I wondered if I’d been wrong to keep Papa’s secrets. I wondered if I ought to have confessed the full breadth of my fears to Mr. Short the day he came upon us in the woods. But now there was no one to whom I could turn. For Papa kept us always moving from city to city.
Everywhere we found brown and red brick buildings squeezed close together, jostling carriages on snow-covered cobblestone streets, docks burdened with goods waiting to traverse safe seas, and mobs of people. The cities of the new states blurred, one into another, until we returned again to Philadelphia, where bells rang and celebrants gathered around great bonfires blazing orange in the streets in celebration of the news.
Peace with Great Britain had been achieved.
A provisional treaty had been signed, and when I heard, I tugged on Papa’s sleeve from my place beside him in the carriage. “Then the war is over?”
“Nearly,” was his soft reply.
After so great a struggle, so many harrowing hours and devastating losses, I thought Papa would be overjoyed at our victory.
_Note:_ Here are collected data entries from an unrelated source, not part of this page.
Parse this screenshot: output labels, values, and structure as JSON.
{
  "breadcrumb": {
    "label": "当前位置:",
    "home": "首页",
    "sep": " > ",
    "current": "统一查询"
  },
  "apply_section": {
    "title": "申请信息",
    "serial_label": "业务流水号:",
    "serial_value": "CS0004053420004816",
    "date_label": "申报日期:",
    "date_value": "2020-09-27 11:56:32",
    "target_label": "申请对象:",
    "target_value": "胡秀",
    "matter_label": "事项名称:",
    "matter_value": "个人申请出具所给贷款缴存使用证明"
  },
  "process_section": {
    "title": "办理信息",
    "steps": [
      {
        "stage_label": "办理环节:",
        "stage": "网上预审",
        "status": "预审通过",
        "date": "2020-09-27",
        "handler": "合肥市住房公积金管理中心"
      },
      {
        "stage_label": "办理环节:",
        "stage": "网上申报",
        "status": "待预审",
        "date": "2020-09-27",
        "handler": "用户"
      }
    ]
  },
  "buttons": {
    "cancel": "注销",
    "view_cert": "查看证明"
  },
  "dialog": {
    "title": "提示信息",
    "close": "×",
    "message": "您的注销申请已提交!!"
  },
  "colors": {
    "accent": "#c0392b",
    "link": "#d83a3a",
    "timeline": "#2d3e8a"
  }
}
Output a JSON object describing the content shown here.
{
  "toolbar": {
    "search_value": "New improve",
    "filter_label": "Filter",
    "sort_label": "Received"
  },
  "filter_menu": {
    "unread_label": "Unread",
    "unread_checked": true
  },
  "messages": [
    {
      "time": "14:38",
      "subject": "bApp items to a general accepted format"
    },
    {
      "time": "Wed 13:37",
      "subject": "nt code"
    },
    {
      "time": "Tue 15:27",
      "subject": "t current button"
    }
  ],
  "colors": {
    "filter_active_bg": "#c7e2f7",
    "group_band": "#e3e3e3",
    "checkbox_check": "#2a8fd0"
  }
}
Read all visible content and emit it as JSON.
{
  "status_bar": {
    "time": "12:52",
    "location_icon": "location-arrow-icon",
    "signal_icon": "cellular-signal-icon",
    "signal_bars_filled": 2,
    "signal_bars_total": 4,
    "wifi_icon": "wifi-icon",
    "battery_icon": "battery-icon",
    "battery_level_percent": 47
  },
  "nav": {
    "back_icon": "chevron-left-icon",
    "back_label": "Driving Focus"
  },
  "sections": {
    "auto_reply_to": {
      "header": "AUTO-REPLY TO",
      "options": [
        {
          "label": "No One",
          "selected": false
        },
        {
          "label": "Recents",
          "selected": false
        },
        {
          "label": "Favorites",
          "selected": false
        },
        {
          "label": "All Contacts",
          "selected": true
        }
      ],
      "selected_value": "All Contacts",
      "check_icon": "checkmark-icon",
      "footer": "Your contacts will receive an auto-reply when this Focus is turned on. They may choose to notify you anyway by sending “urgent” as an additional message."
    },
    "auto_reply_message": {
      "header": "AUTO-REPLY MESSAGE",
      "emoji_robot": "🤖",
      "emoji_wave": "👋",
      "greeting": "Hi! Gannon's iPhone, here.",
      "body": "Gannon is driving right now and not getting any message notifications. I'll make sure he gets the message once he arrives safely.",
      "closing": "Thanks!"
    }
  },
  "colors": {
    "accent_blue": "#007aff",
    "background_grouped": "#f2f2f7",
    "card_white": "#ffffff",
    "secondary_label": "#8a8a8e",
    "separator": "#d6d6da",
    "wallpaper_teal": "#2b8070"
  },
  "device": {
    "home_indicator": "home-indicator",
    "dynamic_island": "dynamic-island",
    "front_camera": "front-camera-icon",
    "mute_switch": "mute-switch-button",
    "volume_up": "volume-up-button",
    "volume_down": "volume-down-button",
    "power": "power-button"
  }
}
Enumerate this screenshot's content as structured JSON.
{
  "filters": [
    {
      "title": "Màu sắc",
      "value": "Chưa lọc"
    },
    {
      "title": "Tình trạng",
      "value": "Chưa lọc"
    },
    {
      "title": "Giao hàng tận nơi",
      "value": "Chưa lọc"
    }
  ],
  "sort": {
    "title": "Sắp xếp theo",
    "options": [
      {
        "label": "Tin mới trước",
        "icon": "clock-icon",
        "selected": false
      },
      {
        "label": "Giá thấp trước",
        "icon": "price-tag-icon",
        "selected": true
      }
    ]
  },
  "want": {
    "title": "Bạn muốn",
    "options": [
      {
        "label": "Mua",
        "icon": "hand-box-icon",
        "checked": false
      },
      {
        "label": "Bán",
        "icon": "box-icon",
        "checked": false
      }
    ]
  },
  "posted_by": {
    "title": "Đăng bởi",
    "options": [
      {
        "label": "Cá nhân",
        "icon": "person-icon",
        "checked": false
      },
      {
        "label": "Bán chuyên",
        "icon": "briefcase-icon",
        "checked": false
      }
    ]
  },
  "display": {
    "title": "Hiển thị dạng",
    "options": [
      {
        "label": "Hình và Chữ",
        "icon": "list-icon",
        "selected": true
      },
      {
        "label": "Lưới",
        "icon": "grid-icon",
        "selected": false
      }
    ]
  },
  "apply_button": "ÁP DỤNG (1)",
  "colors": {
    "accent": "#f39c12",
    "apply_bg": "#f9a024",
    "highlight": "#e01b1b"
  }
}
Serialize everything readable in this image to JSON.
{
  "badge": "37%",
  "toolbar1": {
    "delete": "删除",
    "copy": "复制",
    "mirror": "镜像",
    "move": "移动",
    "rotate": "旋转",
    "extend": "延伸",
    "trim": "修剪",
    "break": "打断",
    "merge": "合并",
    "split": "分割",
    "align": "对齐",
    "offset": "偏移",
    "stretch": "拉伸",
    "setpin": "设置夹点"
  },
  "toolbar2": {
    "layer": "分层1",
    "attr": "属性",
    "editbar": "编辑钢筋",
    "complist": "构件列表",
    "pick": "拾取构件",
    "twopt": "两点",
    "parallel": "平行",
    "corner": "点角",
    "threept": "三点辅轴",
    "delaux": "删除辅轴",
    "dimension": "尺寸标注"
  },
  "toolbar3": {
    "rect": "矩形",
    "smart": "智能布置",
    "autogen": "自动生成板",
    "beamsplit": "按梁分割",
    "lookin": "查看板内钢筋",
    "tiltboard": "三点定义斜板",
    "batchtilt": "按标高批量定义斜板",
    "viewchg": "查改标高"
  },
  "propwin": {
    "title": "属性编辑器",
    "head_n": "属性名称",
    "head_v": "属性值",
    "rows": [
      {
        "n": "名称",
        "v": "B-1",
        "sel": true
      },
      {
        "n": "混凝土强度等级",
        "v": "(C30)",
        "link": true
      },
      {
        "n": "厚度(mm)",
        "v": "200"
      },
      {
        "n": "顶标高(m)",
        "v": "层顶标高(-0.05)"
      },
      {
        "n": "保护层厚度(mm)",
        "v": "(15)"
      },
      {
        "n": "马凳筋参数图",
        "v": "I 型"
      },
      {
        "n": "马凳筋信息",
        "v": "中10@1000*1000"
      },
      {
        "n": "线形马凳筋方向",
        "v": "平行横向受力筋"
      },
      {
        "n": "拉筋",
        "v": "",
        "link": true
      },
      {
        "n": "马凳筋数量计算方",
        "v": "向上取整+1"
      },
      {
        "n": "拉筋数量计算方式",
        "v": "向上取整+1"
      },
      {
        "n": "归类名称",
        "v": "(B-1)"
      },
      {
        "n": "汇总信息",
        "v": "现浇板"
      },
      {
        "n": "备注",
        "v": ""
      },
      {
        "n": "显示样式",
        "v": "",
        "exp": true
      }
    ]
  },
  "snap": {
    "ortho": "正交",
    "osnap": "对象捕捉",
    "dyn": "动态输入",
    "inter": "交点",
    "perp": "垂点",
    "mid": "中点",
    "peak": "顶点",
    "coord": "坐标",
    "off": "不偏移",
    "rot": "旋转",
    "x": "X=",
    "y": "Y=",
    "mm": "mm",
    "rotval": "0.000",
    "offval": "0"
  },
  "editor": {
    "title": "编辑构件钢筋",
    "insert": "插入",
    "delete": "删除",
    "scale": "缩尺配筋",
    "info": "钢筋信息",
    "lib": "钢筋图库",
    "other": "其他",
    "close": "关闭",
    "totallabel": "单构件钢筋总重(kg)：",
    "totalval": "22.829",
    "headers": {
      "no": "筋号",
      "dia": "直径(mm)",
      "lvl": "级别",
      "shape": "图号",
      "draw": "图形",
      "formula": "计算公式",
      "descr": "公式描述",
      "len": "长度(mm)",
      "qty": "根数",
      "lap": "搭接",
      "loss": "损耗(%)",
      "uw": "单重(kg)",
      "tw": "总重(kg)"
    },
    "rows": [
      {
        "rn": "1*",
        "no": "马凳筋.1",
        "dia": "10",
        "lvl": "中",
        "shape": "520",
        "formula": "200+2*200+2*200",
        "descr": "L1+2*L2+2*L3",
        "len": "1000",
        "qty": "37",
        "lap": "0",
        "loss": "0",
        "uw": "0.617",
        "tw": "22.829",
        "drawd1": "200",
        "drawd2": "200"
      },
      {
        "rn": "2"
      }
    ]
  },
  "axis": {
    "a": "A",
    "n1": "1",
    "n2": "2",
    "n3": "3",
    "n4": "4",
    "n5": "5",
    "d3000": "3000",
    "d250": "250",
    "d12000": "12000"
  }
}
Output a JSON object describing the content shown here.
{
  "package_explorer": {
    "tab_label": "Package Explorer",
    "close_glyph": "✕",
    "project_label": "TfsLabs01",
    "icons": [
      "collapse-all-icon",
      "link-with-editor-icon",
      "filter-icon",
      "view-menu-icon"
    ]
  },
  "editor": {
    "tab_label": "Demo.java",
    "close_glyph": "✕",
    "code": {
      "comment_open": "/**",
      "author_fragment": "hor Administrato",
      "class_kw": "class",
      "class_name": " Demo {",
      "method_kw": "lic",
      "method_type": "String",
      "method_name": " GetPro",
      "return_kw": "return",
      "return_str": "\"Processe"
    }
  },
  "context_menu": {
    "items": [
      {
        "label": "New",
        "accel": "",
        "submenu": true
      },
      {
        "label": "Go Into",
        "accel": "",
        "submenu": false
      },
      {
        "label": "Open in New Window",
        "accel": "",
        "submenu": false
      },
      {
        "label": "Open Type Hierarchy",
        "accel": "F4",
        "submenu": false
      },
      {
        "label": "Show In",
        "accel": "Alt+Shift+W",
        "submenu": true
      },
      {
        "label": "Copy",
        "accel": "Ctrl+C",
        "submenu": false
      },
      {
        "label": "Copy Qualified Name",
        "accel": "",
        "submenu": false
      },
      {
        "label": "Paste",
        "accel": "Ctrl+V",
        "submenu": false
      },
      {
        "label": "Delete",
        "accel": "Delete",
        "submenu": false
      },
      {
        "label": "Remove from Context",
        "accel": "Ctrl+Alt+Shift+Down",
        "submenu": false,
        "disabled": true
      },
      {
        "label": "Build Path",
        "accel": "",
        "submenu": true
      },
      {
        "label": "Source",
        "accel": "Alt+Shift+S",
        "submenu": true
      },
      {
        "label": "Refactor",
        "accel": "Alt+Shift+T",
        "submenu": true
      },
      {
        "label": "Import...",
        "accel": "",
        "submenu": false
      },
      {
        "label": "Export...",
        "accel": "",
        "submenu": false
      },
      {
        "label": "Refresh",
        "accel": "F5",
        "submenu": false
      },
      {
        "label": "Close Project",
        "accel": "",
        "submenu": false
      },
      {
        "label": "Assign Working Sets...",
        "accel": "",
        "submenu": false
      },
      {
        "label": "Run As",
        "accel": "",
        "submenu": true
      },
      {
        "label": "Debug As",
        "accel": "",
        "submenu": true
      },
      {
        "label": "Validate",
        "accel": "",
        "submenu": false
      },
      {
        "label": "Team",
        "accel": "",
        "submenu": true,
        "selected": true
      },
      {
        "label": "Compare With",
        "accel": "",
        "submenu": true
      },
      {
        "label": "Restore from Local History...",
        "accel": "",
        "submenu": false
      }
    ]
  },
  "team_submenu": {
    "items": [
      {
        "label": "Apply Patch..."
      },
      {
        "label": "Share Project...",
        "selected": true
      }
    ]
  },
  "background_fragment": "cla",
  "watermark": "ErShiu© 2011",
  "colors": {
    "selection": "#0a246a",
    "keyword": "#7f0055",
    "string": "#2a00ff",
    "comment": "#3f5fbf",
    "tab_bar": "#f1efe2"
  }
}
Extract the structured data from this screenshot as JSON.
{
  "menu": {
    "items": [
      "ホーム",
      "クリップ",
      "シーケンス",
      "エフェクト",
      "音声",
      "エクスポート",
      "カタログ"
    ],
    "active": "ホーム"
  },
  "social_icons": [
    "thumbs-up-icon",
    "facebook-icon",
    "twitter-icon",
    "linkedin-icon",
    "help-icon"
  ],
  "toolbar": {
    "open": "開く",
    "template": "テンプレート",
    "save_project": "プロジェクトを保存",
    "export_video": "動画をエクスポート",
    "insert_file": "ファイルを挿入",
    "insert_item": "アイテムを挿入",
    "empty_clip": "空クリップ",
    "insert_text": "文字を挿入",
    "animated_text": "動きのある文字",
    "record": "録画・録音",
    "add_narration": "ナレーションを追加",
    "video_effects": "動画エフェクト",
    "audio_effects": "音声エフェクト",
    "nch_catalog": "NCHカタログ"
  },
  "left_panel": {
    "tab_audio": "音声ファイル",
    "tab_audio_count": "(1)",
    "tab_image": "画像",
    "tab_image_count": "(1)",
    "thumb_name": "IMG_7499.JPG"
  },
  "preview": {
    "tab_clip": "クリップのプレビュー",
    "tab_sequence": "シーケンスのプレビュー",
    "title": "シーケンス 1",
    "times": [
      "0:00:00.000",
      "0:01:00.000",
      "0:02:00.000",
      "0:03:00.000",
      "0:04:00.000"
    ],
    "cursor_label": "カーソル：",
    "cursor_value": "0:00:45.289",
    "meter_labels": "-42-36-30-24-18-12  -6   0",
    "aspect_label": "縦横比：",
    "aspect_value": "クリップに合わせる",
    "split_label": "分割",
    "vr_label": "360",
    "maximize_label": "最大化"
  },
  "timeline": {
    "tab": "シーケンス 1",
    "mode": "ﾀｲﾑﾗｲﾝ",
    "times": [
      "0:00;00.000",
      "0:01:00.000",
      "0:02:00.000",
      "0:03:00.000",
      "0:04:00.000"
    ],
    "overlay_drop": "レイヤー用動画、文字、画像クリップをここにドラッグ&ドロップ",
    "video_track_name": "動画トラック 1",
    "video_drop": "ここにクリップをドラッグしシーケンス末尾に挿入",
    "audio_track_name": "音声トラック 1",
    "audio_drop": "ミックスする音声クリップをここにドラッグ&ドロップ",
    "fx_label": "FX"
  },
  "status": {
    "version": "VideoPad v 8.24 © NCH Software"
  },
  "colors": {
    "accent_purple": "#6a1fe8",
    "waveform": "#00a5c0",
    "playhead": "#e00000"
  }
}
But he received the news with reserve, chagrined to learn that peace was made without need of his negotiations.
I’ve come to believe that he hoped to regain his honor by ending the revolution he’d helped start. In his guilty grief, he counted my mother as a casualty of that war and felt robbed of his chance to ensure her loss was not in vain. But at the time, I thought the cause of Papa’s melancholy was because we wouldn’t be going to Paris after all, and he didn’t want to go home. Indeed, he seemed to think of every possible excuse to delay, even contriving a visit with our Randolph relations at Tuckahoe.
I wondered if, in this, there was an opportunity. The Randolphs were Papa’s people through his mother, and he’d spent his childhood on Tuckahoe Plantation. Some part of me hoped the Randolphs would be able to see behind the cool blue veneer of my father’s gaze to the dark abyss I still saw. No one at Monticello had the authority or audacity to question Papa, but I knew Colonel Randolph would have no such qualms.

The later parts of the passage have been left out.